Szef MSZ Estonii obalił mity dotyczące agresji rosji

Minister spraw zagranicznych Estonii Margus Tsahkna odniósł się do wypowiedzi byłej kanclerz Niemiec Angeli Merkel, która m.in. łączyła opór Polski i krajów bałtyckich z bezpośrednim kontaktem z putinem i jego decyzją o inwazji w Ukrainę w 2022 roku.
Tsahkna napisał o tym na serwisie X.
Szef estońskiego MSZ podkreślił, że obarczanie odpowiedzialnością Polskę czy kraje bałtyckie za rosyjską agresję przeciwko Ukrainie „nie tylko jest nie na miejscu, ale po prostu nieprawdziwe”.
„Prawdziwą przyczyną jest niechęć putina do zaakceptowania rozpadu ZSRR oraz ustępstwa Zachodu w przeszłości, który ignorował wyraźne sygnały ostrzegawcze. W naszym regionie prawdziwą naturę rosji rozpoznano dość wcześnie” – podkreślił minister spraw zagranicznych Estonii.
Większość polityków na Zachodzie ignorowała ostrzeżenia, nawet po tym, jak putin otwarcie wyraził swoje antyzachodnie poglądy i nostalgię za Związkiem Radzieckim w swoim przemówieniu w Monachium w 2007 roku.
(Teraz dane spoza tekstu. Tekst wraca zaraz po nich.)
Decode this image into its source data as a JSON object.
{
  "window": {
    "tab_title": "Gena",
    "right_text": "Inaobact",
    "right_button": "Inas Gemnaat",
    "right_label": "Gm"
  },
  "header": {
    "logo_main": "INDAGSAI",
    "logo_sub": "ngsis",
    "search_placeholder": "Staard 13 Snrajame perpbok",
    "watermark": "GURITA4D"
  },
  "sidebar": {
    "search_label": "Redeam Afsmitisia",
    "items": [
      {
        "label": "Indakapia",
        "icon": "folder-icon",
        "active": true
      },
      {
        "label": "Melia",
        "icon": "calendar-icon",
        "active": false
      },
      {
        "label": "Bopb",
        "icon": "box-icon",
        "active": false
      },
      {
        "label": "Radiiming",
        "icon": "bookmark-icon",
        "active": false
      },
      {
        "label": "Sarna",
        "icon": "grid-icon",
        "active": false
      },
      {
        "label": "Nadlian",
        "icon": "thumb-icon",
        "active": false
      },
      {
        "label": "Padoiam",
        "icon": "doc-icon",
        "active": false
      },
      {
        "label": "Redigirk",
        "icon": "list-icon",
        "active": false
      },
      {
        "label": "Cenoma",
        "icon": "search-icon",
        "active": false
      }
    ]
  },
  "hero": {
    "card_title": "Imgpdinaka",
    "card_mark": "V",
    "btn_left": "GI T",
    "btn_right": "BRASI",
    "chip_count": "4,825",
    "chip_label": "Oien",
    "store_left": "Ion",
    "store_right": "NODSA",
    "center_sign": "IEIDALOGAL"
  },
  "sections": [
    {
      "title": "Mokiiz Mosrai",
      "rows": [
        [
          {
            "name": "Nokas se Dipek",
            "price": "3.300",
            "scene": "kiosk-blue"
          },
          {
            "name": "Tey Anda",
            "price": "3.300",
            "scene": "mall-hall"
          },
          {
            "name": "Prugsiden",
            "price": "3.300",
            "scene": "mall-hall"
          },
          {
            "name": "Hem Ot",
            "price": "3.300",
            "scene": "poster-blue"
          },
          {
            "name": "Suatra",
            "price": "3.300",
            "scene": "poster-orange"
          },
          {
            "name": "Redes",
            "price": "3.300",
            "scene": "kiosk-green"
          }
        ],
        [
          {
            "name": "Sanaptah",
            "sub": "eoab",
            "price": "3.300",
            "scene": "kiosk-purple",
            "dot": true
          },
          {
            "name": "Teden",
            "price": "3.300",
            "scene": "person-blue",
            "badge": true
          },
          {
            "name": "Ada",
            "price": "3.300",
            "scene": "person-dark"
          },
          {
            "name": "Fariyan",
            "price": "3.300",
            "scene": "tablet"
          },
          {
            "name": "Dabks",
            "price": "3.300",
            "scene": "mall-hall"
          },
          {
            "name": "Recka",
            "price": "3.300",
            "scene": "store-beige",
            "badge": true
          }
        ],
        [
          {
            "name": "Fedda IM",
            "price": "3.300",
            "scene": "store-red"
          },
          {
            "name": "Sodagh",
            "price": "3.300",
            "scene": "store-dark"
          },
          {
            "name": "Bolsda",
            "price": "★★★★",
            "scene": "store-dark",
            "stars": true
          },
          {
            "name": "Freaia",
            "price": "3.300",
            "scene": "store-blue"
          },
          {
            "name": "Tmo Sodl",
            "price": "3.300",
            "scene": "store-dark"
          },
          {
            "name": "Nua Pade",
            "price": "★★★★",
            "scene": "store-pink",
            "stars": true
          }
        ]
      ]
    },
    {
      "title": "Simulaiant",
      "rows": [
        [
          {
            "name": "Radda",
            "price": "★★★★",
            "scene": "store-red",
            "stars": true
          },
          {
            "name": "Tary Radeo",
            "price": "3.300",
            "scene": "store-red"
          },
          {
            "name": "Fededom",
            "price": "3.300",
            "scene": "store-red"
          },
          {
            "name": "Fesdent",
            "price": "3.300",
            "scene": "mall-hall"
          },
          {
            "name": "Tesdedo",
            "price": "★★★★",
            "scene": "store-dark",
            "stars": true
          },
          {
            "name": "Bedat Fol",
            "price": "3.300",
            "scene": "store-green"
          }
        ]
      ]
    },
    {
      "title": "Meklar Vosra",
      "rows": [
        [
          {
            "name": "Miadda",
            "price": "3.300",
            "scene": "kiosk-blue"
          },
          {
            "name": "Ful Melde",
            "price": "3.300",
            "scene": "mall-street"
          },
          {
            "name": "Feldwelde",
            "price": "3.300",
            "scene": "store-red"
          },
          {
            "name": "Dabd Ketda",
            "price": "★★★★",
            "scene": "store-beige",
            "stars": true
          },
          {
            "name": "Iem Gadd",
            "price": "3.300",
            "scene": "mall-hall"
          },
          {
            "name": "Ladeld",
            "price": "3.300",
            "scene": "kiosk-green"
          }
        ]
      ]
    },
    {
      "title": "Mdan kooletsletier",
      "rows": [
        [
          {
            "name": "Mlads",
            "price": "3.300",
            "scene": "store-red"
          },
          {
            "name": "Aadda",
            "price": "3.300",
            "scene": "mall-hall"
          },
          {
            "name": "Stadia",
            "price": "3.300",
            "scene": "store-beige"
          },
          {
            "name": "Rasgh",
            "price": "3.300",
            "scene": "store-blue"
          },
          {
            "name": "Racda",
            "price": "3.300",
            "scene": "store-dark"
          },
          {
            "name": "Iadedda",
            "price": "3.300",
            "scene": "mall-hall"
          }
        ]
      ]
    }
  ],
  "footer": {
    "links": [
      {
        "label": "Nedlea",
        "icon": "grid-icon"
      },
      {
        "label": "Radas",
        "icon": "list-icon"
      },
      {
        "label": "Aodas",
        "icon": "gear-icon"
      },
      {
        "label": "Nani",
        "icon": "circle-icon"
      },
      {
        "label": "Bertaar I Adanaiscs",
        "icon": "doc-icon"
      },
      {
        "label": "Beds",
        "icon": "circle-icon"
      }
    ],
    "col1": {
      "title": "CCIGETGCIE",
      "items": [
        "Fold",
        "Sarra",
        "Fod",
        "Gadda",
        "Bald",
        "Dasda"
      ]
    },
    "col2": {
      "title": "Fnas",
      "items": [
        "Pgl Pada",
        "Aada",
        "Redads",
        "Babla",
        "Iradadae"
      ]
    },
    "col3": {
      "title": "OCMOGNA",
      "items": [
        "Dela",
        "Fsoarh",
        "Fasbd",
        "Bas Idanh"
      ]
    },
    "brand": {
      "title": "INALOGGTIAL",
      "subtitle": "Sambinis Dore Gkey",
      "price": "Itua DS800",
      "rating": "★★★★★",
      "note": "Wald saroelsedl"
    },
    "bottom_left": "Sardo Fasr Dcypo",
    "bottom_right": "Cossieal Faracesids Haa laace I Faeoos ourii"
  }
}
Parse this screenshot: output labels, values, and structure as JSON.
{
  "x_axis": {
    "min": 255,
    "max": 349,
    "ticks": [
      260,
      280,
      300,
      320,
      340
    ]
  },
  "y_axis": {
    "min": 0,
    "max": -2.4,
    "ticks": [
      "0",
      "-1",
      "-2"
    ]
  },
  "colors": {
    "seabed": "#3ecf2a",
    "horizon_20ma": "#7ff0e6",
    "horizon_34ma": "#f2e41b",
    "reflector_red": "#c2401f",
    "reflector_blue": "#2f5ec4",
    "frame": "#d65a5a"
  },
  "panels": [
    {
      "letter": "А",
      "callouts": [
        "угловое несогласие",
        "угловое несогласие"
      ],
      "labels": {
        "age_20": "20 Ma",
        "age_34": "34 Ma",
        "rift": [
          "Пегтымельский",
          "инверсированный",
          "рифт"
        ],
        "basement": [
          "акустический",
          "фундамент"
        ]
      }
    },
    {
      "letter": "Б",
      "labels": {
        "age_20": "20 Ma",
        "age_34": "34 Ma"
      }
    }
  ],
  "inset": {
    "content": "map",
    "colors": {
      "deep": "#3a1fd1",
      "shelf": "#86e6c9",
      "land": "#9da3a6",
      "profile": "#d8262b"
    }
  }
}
Tsahkna wskazał, że ani wojna w Gruzji w 2008 roku, ani tymczasowa okupacja Krymu w 2014 roku nie wywołały zdecydowanej reakcji Zachodu.
„Zamiast tego widzieliśmy powtarzające się próby nacisnąć przycisk 'restart', wysiłki na rzecz dialogu z rosją oraz gotowość do przymknięcia oczu na brutalność Moskwy” — dodał.
Niemcy pod rządami kanclerz Merkel błędnie ocenili koszty współpracy gospodarczej z rosją.
„Wesoło otwierając gazociąg 'Nord Stream', Merkel przyczyniła się do uzależnienia swojego kraju od rosyjskich surowców energetycznych” — podkreślił.
W tym kontekście Tsahkna zwrócił też uwagę na odmowę przyznania Ukrainie i Gruzji Planu Działań na rzecz Członkostwa w NATO podczas szczytu w Bukareszcie. Te błędy zachęciły rosję i dodały jej pewności siebie do rozpoczęcia pełnoskalowej wojny na początku 2022 roku.
„Te lekcje przypominają nam prostą prawdę: rosja reaguje tylko na siłę. Musimy kontynuować izolowanie rosji na arenie międzynarodowej, zwiększać nacisk ekonomiczny i udzielać Ukrainie wsparcia wojskowego, politycznego oraz gospodarczego” — podkreślił.
Tsahkna dodał, że Europa zmierza teraz w dobrym kierunku, a Niemcy pod przewodnictwem kanclerza Friedricha Merza „podejmują zdecydowane kroki na rzecz wsparcia Ukrainy i wzmacniania własnej obronności”.
Przypomnijmy, że w 50. rocznicę Aktu Końcowego Helsińskiego „trójka OBWE” — obecne, byłe i przyszłe przewodnictwo w organizacji — zdecydowanie potępiła rosyjską agresję w Ukrainie, nazywając ją „poważnym i bezprecedensowym naruszeniem” zasad tego dokumentu.